When we start a creative project. We create pressure around the project. I can easily waste time planning and preparing and in the end never make something worth sharing. I’ve made countless comics that never got off the ground. Stories that never got fleshed out. There are 117 notes in my Evernote notebook for blogposts (I also have a giant pile of sketchbooks filled with drawings waiting to be posted). I have all this material. But I’m obsessed by trying to improve and perfect it all.


At the start the pressure is imaginary. It get’s in the way and it makes us hide. We freeze up and figure out it’s safer to just not say anything. Or we toil away in secret.
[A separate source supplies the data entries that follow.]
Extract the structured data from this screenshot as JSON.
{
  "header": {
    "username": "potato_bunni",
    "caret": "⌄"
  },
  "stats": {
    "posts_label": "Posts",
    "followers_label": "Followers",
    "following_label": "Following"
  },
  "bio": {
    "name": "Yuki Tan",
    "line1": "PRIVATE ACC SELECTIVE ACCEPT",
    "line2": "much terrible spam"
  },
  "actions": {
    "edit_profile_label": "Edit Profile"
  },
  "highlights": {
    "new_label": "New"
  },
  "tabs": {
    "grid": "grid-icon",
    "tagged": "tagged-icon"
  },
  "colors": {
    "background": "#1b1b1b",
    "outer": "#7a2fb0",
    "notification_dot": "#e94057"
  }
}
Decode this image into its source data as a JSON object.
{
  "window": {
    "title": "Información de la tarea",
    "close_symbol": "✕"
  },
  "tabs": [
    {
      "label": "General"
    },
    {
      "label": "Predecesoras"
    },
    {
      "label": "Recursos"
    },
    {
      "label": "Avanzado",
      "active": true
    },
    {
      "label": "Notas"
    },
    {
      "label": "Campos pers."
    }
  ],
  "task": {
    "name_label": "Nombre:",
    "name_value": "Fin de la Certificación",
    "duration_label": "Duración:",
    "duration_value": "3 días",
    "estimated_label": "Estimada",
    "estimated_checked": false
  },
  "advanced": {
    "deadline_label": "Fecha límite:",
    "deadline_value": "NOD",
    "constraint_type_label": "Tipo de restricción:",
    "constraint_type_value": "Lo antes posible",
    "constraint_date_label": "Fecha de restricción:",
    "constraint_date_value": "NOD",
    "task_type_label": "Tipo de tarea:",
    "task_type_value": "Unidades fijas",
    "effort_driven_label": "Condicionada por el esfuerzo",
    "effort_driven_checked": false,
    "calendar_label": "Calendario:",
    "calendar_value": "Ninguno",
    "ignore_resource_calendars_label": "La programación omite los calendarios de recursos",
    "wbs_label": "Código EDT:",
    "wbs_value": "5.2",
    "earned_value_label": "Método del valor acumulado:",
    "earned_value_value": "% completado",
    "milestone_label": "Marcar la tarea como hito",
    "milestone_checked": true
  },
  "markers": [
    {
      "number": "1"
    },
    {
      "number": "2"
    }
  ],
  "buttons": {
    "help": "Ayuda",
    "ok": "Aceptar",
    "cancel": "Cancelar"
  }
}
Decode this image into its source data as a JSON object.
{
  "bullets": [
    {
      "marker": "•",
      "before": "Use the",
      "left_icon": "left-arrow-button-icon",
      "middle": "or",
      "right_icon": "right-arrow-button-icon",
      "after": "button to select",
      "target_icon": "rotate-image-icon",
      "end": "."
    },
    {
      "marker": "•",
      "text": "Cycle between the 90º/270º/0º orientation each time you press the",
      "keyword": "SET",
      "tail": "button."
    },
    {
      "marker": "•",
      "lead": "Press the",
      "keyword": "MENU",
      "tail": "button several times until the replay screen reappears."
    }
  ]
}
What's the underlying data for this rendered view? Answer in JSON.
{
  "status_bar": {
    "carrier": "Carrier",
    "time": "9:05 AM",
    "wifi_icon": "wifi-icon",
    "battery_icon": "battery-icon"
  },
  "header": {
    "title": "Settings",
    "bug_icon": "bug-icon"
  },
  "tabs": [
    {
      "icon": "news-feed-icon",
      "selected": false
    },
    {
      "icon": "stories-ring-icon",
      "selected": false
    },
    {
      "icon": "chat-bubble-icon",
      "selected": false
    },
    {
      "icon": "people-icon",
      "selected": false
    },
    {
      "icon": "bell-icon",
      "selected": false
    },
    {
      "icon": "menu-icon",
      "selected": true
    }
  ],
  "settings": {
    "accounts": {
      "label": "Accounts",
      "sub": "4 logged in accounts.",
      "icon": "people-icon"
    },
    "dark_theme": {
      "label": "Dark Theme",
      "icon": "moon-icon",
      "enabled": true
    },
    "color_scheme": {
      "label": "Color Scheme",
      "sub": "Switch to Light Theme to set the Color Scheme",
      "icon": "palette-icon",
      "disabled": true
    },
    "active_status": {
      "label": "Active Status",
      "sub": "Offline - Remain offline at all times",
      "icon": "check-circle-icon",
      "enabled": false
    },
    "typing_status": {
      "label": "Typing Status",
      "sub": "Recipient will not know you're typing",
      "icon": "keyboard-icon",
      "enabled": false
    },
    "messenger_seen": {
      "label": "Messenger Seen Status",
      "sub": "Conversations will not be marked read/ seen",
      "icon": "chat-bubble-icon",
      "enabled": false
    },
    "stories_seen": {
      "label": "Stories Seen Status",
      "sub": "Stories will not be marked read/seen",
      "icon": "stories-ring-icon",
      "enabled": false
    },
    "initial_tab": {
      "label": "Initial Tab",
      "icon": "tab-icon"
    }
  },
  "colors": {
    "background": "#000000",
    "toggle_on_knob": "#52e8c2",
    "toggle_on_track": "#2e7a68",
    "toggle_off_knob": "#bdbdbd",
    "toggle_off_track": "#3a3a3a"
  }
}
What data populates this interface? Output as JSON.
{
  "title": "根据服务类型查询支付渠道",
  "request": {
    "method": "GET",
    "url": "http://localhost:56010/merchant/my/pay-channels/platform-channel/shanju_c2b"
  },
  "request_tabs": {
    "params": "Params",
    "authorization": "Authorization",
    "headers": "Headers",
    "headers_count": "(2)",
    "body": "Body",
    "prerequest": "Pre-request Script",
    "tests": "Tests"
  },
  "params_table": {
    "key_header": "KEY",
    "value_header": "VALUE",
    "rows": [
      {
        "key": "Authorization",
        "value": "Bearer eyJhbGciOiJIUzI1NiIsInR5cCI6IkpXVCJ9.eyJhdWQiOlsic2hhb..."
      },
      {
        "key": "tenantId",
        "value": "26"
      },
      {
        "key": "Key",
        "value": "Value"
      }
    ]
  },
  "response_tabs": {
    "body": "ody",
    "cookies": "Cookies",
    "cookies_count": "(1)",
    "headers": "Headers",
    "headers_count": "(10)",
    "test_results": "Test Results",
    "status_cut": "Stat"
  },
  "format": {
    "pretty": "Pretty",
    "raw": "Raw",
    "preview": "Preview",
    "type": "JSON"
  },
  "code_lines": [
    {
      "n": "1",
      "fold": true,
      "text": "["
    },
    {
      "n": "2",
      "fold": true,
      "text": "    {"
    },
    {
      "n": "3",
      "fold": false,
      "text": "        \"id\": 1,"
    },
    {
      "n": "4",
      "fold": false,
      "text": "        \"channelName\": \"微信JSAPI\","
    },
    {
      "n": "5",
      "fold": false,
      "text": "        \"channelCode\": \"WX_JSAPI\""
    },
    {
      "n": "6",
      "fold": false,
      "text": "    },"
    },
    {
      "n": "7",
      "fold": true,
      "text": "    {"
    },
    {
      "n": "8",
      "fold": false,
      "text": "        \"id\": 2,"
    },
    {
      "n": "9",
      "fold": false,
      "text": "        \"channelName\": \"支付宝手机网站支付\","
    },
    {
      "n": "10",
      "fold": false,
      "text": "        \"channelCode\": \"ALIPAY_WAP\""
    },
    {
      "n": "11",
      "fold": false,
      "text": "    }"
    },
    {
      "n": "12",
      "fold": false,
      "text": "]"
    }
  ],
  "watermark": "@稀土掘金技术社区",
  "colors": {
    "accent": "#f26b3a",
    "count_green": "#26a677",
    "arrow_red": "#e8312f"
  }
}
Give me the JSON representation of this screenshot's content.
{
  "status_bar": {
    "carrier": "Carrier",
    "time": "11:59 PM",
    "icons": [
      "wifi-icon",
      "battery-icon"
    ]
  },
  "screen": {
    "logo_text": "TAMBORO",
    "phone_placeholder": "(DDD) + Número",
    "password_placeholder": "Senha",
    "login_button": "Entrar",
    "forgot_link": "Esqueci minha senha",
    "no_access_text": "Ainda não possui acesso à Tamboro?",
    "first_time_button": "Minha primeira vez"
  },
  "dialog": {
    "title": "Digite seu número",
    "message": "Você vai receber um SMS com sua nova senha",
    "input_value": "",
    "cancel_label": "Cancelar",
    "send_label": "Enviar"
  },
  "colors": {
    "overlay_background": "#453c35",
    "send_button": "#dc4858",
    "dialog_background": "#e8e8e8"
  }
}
Secrets rarely help anyone, especially those keeping them. There’s no real pressure to live up to, just the pressure we create.

Sometimes the work isn’t ready. You don’t want to jump the gun and release something prematurely. We all want to develop our skills, and create great work. I think the sad truth is, is that releasing art is always vulnerable. It’s always easier to keep working than to share. For 2 years my writing partner Isaiah and I worked on a comic project. When we were finally ready to share it with close friends and family, we only got a tepid response. In the end we abandoned the project. There were flaws in the concept that we couldn’t ignore. So we started again. This time trying hard to make something and get feedback often.

I know a lot of people feel stuck. They don’t know where to start. I sure didn’t. What’s changed is that starting isn’t the hard part anymore. It’s just the beginning. All the pressure, all the nerves, it’s just stage fright. I don’t know if this will be relatable or helpful. It’s not really the point. I’m writing this to get started.